Here are some things to think about regarding this poem:
- This poem is preceded by a prose argument, a summary of the major points in a work of prose or poetry—“The poet wishes well to the divine genius of Purcell and praises him that, whereas other musicians have given utterance to the moods of man’s mind, he has, beyond that, uttered in notes the very make and species of man as created both in him and in all men generally.” How does this clarify the purpose of his poem?
- Hopkins often uses neologisms or “coined” words-words he makes up because the ordinary vocabulary fails to express his meaning adequately. Can you find some coined words in this poem? Why might Hopkins have felt the need for coined words in this poem in particular?

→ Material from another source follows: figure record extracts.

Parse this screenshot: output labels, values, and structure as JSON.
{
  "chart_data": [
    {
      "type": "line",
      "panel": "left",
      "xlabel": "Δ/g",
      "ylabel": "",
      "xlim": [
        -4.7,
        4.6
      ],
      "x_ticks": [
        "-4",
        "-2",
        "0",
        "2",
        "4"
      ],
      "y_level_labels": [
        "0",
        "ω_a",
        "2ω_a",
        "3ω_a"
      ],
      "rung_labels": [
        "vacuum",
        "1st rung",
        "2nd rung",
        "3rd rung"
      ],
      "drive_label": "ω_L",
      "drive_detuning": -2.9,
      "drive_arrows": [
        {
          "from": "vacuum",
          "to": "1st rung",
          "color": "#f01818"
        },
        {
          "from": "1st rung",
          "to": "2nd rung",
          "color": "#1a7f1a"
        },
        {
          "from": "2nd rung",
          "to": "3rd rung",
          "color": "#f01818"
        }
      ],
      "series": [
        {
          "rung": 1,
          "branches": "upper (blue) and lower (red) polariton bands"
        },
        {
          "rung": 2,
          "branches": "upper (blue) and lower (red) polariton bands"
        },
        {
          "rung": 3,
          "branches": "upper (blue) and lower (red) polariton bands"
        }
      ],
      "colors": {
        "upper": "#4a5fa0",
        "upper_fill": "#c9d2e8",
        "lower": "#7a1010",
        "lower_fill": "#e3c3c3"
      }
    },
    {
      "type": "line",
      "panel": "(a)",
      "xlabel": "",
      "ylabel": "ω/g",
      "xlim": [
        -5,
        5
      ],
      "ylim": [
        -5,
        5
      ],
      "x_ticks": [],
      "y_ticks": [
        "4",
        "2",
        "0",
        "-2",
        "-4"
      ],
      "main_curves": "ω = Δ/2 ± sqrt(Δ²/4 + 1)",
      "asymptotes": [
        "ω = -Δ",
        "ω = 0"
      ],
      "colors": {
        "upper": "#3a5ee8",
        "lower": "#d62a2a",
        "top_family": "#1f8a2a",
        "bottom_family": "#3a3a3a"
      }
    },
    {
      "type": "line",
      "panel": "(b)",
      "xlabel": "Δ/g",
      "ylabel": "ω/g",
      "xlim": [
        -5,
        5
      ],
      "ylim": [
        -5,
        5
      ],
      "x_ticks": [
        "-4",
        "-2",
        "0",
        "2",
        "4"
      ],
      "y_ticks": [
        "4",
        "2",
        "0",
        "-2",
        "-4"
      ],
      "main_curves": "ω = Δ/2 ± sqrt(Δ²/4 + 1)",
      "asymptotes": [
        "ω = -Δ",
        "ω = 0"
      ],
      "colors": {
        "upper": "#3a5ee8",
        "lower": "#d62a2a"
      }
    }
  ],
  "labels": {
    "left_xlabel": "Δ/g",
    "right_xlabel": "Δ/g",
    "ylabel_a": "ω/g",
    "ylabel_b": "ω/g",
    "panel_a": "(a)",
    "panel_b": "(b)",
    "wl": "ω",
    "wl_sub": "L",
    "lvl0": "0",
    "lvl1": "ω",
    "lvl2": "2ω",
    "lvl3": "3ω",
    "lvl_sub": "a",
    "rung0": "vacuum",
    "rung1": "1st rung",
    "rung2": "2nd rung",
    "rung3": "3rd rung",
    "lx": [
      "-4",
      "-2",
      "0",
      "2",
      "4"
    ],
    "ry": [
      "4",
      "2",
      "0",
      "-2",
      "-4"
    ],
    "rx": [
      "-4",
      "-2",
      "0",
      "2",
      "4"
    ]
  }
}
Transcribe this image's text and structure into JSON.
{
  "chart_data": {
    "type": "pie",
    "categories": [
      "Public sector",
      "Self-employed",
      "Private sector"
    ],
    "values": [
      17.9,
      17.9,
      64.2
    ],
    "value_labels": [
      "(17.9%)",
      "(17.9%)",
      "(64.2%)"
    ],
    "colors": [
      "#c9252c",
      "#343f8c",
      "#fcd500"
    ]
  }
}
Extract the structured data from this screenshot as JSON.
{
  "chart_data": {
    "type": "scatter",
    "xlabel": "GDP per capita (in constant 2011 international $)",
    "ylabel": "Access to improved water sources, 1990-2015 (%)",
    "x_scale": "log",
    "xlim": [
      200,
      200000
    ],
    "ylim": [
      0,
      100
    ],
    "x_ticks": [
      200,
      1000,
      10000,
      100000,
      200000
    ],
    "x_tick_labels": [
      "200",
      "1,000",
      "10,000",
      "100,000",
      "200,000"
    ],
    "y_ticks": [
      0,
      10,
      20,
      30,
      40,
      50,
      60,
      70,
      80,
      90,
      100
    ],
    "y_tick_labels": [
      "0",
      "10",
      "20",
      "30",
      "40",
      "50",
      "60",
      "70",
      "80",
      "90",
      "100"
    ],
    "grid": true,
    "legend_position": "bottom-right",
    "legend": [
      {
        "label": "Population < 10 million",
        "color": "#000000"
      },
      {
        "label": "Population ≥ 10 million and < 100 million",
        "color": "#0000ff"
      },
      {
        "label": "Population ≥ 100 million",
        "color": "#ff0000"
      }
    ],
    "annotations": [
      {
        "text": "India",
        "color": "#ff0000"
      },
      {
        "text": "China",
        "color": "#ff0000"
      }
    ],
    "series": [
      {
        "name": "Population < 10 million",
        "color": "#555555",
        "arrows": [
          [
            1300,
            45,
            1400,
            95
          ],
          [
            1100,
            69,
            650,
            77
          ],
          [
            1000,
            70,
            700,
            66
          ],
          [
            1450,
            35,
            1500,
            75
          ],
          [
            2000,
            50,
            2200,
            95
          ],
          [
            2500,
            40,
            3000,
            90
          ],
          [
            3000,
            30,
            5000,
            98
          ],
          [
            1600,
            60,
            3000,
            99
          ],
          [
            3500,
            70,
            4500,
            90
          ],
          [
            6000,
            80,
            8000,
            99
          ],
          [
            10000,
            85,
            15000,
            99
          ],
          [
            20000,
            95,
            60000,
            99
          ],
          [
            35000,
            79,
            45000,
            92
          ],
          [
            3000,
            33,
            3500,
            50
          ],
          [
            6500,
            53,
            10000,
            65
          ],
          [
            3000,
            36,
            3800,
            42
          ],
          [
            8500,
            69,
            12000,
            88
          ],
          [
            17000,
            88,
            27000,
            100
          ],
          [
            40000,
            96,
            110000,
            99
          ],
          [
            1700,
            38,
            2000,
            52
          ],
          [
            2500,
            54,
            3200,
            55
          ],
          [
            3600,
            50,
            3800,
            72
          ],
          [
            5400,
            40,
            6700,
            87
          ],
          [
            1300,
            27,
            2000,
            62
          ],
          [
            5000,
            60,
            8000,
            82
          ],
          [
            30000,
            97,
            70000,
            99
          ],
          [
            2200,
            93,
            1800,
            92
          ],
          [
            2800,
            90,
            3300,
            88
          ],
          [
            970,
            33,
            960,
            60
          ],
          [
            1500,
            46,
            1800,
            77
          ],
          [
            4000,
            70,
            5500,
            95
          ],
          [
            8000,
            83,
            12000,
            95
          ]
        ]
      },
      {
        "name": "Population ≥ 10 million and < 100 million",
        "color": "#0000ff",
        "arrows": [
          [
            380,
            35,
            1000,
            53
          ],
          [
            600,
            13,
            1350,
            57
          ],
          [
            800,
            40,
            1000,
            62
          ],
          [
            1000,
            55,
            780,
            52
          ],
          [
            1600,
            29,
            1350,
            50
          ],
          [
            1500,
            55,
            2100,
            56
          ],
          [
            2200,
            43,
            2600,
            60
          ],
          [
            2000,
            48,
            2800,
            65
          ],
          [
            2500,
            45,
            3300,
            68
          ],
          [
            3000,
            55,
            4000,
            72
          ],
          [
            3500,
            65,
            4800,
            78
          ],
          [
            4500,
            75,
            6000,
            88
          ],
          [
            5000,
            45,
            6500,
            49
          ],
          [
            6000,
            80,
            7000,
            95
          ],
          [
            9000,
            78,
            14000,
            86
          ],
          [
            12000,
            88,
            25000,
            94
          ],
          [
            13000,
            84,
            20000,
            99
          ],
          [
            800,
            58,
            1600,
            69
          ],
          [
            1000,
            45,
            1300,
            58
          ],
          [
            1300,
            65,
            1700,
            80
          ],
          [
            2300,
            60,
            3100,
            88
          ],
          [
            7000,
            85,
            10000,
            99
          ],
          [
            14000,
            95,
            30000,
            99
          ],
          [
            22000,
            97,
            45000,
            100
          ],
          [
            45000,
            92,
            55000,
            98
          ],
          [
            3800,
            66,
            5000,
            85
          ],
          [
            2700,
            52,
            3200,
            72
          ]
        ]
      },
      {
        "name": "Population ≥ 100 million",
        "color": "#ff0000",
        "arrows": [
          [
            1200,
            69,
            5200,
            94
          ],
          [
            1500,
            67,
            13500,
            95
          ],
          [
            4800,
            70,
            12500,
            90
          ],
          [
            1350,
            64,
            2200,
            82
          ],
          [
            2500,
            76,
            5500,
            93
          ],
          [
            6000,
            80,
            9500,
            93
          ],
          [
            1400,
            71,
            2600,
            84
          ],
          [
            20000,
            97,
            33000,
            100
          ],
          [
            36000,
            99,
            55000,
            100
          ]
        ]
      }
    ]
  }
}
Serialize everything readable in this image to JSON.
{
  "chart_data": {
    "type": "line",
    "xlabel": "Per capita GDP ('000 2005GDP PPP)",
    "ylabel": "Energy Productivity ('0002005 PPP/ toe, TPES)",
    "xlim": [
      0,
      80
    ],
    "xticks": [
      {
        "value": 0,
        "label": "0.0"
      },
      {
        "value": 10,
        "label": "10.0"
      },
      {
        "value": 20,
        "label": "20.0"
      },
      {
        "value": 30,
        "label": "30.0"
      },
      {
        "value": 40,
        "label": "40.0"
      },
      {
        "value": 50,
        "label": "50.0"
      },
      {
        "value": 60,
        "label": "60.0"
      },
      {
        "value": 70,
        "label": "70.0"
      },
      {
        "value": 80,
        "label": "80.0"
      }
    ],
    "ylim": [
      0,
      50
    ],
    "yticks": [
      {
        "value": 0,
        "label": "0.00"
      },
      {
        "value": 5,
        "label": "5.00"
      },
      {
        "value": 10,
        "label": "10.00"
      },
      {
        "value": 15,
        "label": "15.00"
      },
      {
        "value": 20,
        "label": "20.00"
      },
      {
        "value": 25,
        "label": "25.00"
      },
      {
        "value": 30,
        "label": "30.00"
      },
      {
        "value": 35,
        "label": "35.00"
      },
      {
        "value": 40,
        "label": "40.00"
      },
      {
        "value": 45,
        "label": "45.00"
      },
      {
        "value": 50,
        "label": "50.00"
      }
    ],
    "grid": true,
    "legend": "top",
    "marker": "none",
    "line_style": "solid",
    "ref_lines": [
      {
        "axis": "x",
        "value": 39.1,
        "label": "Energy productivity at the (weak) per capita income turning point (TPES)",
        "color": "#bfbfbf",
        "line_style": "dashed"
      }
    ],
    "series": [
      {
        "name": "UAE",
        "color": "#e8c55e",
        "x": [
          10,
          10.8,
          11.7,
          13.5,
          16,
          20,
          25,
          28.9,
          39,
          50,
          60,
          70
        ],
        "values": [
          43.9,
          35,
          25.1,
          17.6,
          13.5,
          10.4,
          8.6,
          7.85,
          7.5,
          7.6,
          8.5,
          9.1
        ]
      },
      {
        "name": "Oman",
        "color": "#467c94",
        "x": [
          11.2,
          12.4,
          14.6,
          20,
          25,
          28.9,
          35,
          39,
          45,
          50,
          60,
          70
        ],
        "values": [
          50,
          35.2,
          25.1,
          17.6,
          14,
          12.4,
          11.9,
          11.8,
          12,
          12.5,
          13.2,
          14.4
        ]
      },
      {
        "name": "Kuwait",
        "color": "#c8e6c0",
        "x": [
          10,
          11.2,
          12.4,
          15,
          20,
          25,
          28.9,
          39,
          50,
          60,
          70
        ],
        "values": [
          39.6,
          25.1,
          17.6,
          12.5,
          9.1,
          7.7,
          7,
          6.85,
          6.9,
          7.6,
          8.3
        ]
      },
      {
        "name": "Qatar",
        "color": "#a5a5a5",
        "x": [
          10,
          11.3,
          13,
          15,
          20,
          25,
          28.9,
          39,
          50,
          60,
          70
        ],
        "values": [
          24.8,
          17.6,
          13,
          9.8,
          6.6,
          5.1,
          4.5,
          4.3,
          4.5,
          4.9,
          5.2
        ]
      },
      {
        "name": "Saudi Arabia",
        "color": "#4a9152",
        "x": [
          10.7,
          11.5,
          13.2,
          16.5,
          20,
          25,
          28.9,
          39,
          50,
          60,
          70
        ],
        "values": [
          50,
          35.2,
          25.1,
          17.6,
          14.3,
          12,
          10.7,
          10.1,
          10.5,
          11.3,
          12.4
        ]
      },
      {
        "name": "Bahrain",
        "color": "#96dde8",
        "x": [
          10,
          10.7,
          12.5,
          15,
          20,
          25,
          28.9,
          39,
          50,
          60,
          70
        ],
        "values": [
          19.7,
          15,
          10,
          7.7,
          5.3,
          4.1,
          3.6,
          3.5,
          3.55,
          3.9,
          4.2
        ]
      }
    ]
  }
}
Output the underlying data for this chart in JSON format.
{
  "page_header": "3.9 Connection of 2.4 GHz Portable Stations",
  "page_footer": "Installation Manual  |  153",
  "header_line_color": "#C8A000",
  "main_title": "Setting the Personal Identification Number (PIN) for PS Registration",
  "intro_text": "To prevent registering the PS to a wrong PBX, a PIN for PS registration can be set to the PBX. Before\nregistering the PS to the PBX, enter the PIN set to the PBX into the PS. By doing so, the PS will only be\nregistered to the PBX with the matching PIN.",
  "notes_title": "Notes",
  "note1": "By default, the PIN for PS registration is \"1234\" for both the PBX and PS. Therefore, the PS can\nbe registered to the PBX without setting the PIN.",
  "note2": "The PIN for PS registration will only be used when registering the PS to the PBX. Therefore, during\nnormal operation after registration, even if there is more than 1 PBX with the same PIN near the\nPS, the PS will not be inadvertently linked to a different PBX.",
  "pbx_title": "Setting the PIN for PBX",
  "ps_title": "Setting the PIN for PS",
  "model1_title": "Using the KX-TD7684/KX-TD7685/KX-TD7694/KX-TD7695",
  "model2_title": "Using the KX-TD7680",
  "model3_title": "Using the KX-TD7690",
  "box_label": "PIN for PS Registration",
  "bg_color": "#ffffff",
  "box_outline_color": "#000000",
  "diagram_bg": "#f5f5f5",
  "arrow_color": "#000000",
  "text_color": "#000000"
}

- Hopkins also uses epithets, an adjective or descriptive phrase which expresses a characteristic of the person or thing mentioned, in this poem. Often these adjectives are hyphenated. For example, see line 12: “The thunder-purple seabeach plumèd purple-of-thunder.” Why do you think Hopkins uses epithets in this poem, and what might he gain by using them?
- In this poem Hopkins is working out some of his ideas about inscape, the “this-ness” of a thing, the distinctive design that gives individual identity to a thing, a scene, a bird, a person. How is this idea of inscape expressed in this poem about Henry Purcell? To what does he compare Purcell in order to confirm his uniqueness?